Eindhoven graduate and Montis product designer Gijs Papavione unveils Windy, an armchair and companion ottoman that looks like it is being blown over by a stiff breeze.
The influential Droog Design collective is founded by jeweler/industrial designer Gijs Bakker and critic/art historian Renny Ramakers on the principals of affordability, sustainability, economy—and dry wit.
Marcel Wanders unveils his iconic Knotted chair. The low-slung crocheted form, made of carbon and aramid fibers and epoxy resin, marries high-tech modern materials with old-school craftsmanship. He launches Moooi four years later.
Mecanoo completes the Technology Central Library for Delft University. By burying most of the structure underground—save for one end that peels up to form a glass wall—the architects created usable lawn space above while deferring to the assertively brutalist concrete form of Van den Broek & Bakema’s adjacent auditorium.
Ben van Berkel of Amsterdam firm UNStudio completes Möbius House in Het Gooi, the Netherlands, which quickly became an international icon. Its radical looping concrete-and-glass form redefined the relationship between private and public space by obliterating boundaries between them.
British designer (and society gadabout) Anouska Hempel ushers in the boutique-hotel phenomenon by converting a 1673 former theater into the 26-room Blakes Amsterdam, with postmodern interiors that riff on the history of Dutch art and architecture.
Renowned curator Aaron Betsky leaves his post at San Francisco Museum of Modern Art to direct the venerable Netherlands Architecture Institute in Rotterdam.
Visionary architect Rem Koolhaas nabs the Pritzker Prize—the first Dutch designer to win the honor—at the age of 56. A year later, his Office of Metropolitan Architecture finally completes the hotly anticipated Prada Store in New York.
Four-hundred-year-old ceramics house Royal Tichelaar Makkum—the oldest company in the Netherlands—makes its Salone del Mobile debut with experimental hand-painted earthenware and faience pieces by Hella Jongerius, Jurgen Bey, and Marcel Wanders.
Simply Droog, a traveling retrospective organized by the high-concept collective, opens in Munich with an elemental installation by Jurgen Bey. The show comes to New York’s Museum of Arts and Design two years later.
U.K. talent Simon Pengelly designs Hugo, a mod swiveling armchair for Montis that marries retro styling with a streamlined profile.
TNT Post, the Dutch mail system, gives a shout-out to Mother Earth by releasing “blooming” stamps: envisioned by graphic designer Martin van Vreden, the miniature artworks are embedded with seeds that sprout into flowers when planted.
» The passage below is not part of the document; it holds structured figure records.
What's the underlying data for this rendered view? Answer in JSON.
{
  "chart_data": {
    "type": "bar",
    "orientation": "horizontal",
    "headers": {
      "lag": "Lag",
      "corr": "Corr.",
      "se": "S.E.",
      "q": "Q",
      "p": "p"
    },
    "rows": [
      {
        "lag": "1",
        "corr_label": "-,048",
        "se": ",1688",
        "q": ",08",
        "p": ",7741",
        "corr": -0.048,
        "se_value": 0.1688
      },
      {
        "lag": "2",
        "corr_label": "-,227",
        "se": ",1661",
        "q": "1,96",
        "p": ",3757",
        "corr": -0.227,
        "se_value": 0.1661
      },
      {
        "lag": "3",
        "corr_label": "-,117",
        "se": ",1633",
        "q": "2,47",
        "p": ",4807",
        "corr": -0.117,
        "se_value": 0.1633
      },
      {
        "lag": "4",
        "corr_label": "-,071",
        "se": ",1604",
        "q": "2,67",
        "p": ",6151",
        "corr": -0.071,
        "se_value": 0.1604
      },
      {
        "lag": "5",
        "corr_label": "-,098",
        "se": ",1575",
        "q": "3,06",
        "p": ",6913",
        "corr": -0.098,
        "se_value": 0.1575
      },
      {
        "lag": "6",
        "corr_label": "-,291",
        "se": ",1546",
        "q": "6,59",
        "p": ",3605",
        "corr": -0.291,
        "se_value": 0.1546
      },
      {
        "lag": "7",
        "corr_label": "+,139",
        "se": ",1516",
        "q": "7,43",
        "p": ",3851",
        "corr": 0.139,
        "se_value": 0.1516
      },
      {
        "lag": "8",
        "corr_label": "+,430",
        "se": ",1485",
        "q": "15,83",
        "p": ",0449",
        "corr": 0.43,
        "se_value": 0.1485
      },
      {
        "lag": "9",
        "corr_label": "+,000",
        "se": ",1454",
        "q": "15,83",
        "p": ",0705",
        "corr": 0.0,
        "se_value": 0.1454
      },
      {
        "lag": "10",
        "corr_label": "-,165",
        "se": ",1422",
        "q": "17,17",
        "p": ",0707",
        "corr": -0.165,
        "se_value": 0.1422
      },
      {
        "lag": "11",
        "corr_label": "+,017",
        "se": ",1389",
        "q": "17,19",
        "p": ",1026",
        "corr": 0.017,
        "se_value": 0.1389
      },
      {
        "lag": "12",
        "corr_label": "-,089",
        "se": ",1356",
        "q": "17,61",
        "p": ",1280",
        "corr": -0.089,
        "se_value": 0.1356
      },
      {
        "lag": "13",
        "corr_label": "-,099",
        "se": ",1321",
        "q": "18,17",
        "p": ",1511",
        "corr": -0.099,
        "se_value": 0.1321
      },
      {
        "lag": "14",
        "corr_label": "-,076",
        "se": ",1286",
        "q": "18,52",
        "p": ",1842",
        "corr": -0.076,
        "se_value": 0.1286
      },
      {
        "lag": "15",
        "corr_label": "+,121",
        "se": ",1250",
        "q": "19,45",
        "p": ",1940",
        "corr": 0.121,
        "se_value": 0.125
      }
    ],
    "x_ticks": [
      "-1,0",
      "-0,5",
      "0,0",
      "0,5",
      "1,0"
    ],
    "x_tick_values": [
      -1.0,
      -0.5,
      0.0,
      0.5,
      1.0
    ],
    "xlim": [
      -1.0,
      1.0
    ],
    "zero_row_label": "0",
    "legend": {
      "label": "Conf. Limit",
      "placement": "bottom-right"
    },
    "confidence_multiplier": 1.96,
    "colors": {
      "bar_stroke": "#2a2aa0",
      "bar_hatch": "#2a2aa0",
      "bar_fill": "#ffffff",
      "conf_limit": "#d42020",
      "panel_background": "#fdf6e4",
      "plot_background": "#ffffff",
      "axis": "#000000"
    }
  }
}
Under the leadership of chairwoman (and trendspotter) Li Edelkoort, the famed Design Academy Eindhoven inaugurates the city’s first design museum, Designhuis, which overtakes an old courthouse reinvented by Yksi Designers.
London-based Israeli-born designer Shay Alkalay of Raw Edges debuts his gravity-defying three-drawer Pivot table for Dutch furniture manufacturer Arco.
Make It Right, the foundation started by actor and urban-planning activist Brad Pitt, commissions Rotterdam-based architecture firm MDRVD to design sustainable, affordable housing in New Orleans.